Et j'ai bien entendu les klaxons des voitures, les cris, les
sirènes, je croyais que c'était pour m'encourager, un mouvement
spontané de liesse populaire, mais a priori, non, c'était
de l'effroi, du dégoût, doublés d'une forme rare mais virulente
d'allergie oculaire. On a même retrouvé un militaire roulé en
boule chez lui trois jours plus tard, à demi noyé dans ses propres
larmes. Et pourtant, il avait fait le Vietnam. Avec Costa
Croisière. La moitié en bateau, l'autre moitié à la nage, comme
stipulé dans le contrat.
En découvrant les images de ma prestation, ceux de la majorité
présidentielle qui n'ont pas perdu connaissance auraient aussitôt
décidé de revenir sur leur décision, à la condition que je me
rhabille et que je n'enlève plus jamais mes vêtements de ma vie,
même si je fais un jour les Anges de la Téléréalité ; à tel point
qu'ils étaient mêmes prêts à utiliser le 98.6 pour officialiser le
tout (soit un double 49.3, c'est vous dire si c'est fort ! Et j'ai
fait le calcul de tête, attention, ce qui prouve bien que je suis
le secrétaire de direction, et pas un de vos élèves qui aurait
hacké ce compte). Hélas, je n'ai pu accéder à leur requête, le
vent avait emporté mon tee-shirt, et mon caleçon Dragon Ball Z
(avec Vegeta en super guerrier de l'espace dessus, le
sous-vêtement des vrais mecs) avait fini sur le casque d'un biker
de passage qui déclarera par la suite : "j'ai vu l'Abîme". Avant
de se convertir au Catholicisme.
J'ai donc fini en garde à vue. Sans vraiment que ça ne me dérange
outre mesure, d'ailleurs, ça ne m'a pas beaucoup changé du boulot,
les barreaux étaient les mêmes que dans ma tête, en plus rouillés,
et la cellule était mieux isolée. J'avais droit à un coup de
téléphone, j'ai demandé le 50/50 à la place, on m'a relâché dans
la foulée parce que j'étais fou (une tradition, paraît-il, dans
notre beau pays).
Et là je viens d'apprendre que je serais aussi en poster central
dans le prochain numéro de Mad Movies (qui sera vendu sous blister
par mesure de prudence, et uniquement au plus de 40 ans sur
présentation de leur historique psychiatrique vierge, c'est à dire
que moi-même je ne pourrais pas l'acheter). Une grande fierté pour
mes parents.
De cette mésaventure, je retiens qu'on ne peut vraiment pas
compter sur vous, que quand il s'agit de s'amuser sans moi, ça,
y'a du monde, mais que quand je veux me joindre à la fête, tout à
coup, la révolution, ça n'intéresse plus personne (COMME PAR
HASARD).
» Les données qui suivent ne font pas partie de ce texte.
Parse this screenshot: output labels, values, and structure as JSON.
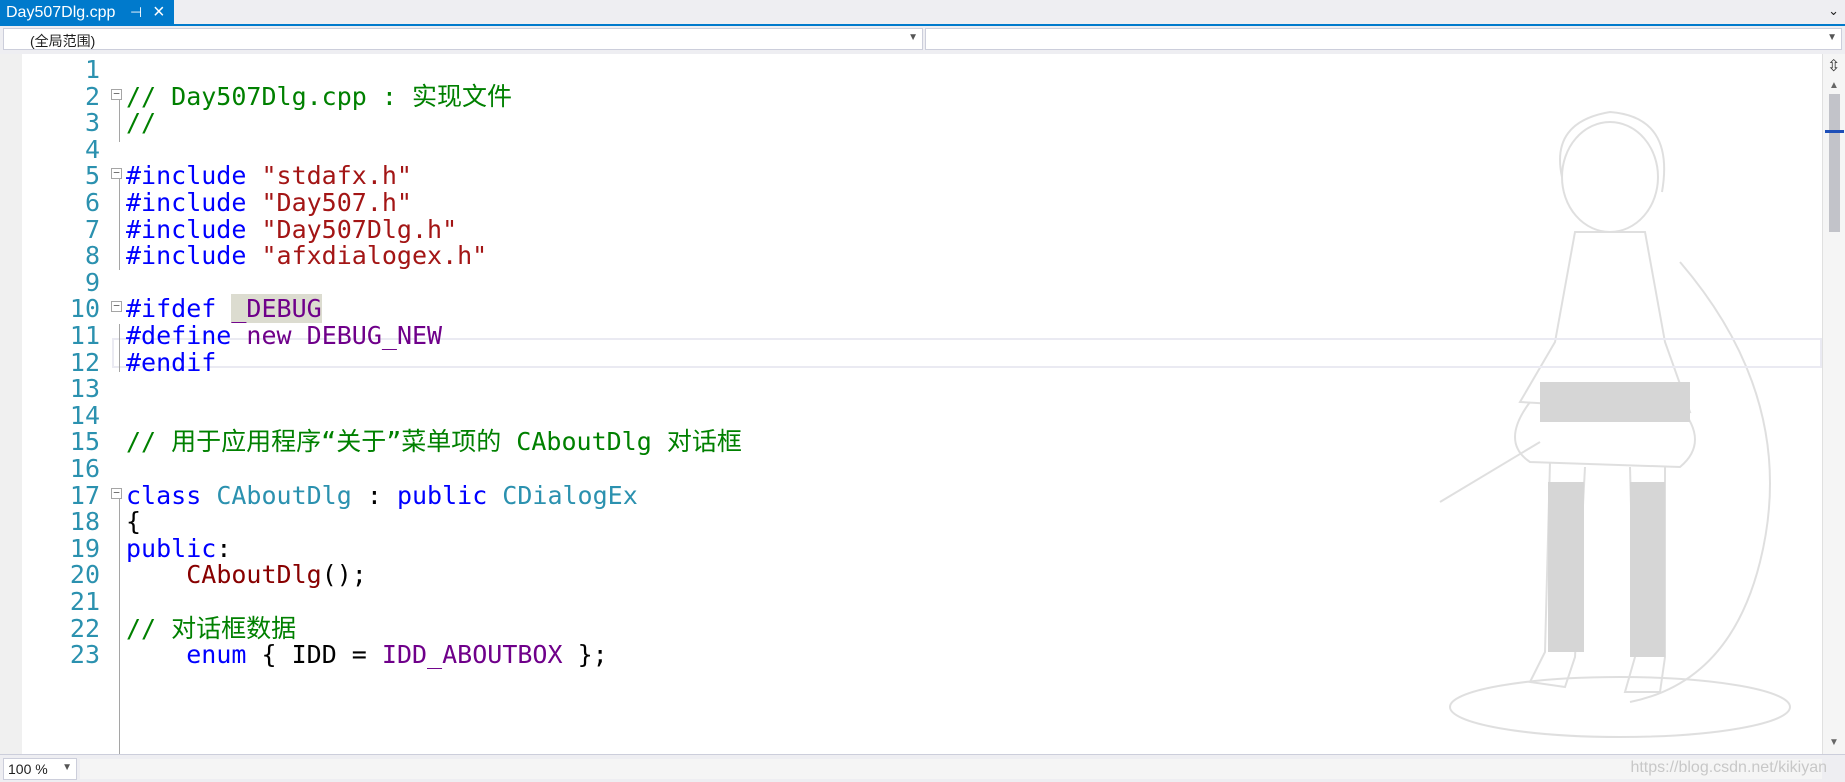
{
  "tab": {
    "title": "Day507Dlg.cpp",
    "pin_icon": "pin-icon",
    "close_icon": "close-icon"
  },
  "nav": {
    "scope": "(全局范围)",
    "member": ""
  },
  "editor": {
    "lines": [
      {
        "n": "1",
        "tokens": []
      },
      {
        "n": "2",
        "fold": true,
        "tokens": [
          {
            "t": "// Day507Dlg.cpp : 实现文件",
            "c": "comment"
          }
        ]
      },
      {
        "n": "3",
        "tokens": [
          {
            "t": "//",
            "c": "comment"
          }
        ]
      },
      {
        "n": "4",
        "tokens": []
      },
      {
        "n": "5",
        "fold": true,
        "tokens": [
          {
            "t": "#include ",
            "c": "kw"
          },
          {
            "t": "\"stdafx.h\"",
            "c": "str"
          }
        ]
      },
      {
        "n": "6",
        "tokens": [
          {
            "t": "#include ",
            "c": "kw"
          },
          {
            "t": "\"Day507.h\"",
            "c": "str"
          }
        ]
      },
      {
        "n": "7",
        "tokens": [
          {
            "t": "#include ",
            "c": "kw"
          },
          {
            "t": "\"Day507Dlg.h\"",
            "c": "str"
          }
        ]
      },
      {
        "n": "8",
        "tokens": [
          {
            "t": "#include ",
            "c": "kw"
          },
          {
            "t": "\"afxdialogex.h\"",
            "c": "str"
          }
        ]
      },
      {
        "n": "9",
        "tokens": []
      },
      {
        "n": "10",
        "fold": true,
        "tokens": [
          {
            "t": "#ifdef ",
            "c": "kw"
          },
          {
            "t": "_DEBUG",
            "c": "hl"
          }
        ]
      },
      {
        "n": "11",
        "tokens": [
          {
            "t": "#define ",
            "c": "kw"
          },
          {
            "t": "new ",
            "c": "pre"
          },
          {
            "t": "DEBUG_NEW",
            "c": "pre"
          }
        ]
      },
      {
        "n": "12",
        "tokens": [
          {
            "t": "#endif",
            "c": "kw"
          }
        ]
      },
      {
        "n": "13",
        "tokens": []
      },
      {
        "n": "14",
        "tokens": []
      },
      {
        "n": "15",
        "tokens": [
          {
            "t": "// 用于应用程序“关于”菜单项的 CAboutDlg 对话框",
            "c": "comment"
          }
        ]
      },
      {
        "n": "16",
        "tokens": []
      },
      {
        "n": "17",
        "fold": true,
        "tokens": [
          {
            "t": "class ",
            "c": "kw"
          },
          {
            "t": "CAboutDlg",
            "c": "type"
          },
          {
            "t": " : ",
            "c": "plain"
          },
          {
            "t": "public ",
            "c": "kw"
          },
          {
            "t": "CDialogEx",
            "c": "type"
          }
        ]
      },
      {
        "n": "18",
        "tokens": [
          {
            "t": "{",
            "c": "plain"
          }
        ]
      },
      {
        "n": "19",
        "tokens": [
          {
            "t": "public",
            "c": "kw"
          },
          {
            "t": ":",
            "c": "plain"
          }
        ]
      },
      {
        "n": "20",
        "tokens": [
          {
            "t": "    ",
            "c": "plain"
          },
          {
            "t": "CAboutDlg",
            "c": "func"
          },
          {
            "t": "();",
            "c": "plain"
          }
        ]
      },
      {
        "n": "21",
        "tokens": []
      },
      {
        "n": "22",
        "tokens": [
          {
            "t": "// 对话框数据",
            "c": "comment"
          }
        ]
      },
      {
        "n": "23",
        "tokens": [
          {
            "t": "    ",
            "c": "plain"
          },
          {
            "t": "enum",
            "c": "kw"
          },
          {
            "t": " { IDD = ",
            "c": "plain"
          },
          {
            "t": "IDD_ABOUTBOX",
            "c": "pre"
          },
          {
            "t": " };",
            "c": "plain"
          }
        ]
      }
    ]
  },
  "status": {
    "zoom": "100 %",
    "watermark_url": "https://blog.csdn.net/kikiyan"
  },
  "colors": {
    "accent": "#007acc",
    "comment": "#008000",
    "keyword": "#0000ff",
    "string": "#a31515",
    "type": "#2b91af",
    "macro": "#6f008a"
  }
}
Je note également qu'il faut que je mette mes références
musicales à jour. La prochaine fois, ce sera Gangnam Style. Ce
sera mon hommage à moi aux danses traditionnelles du Pays Basque.
Dans l'attente, je vous transmets ci-joint le planning de la semaine prochaine, et je vais de ce pas remettre mon jean : il est temps de rentrer chez moi.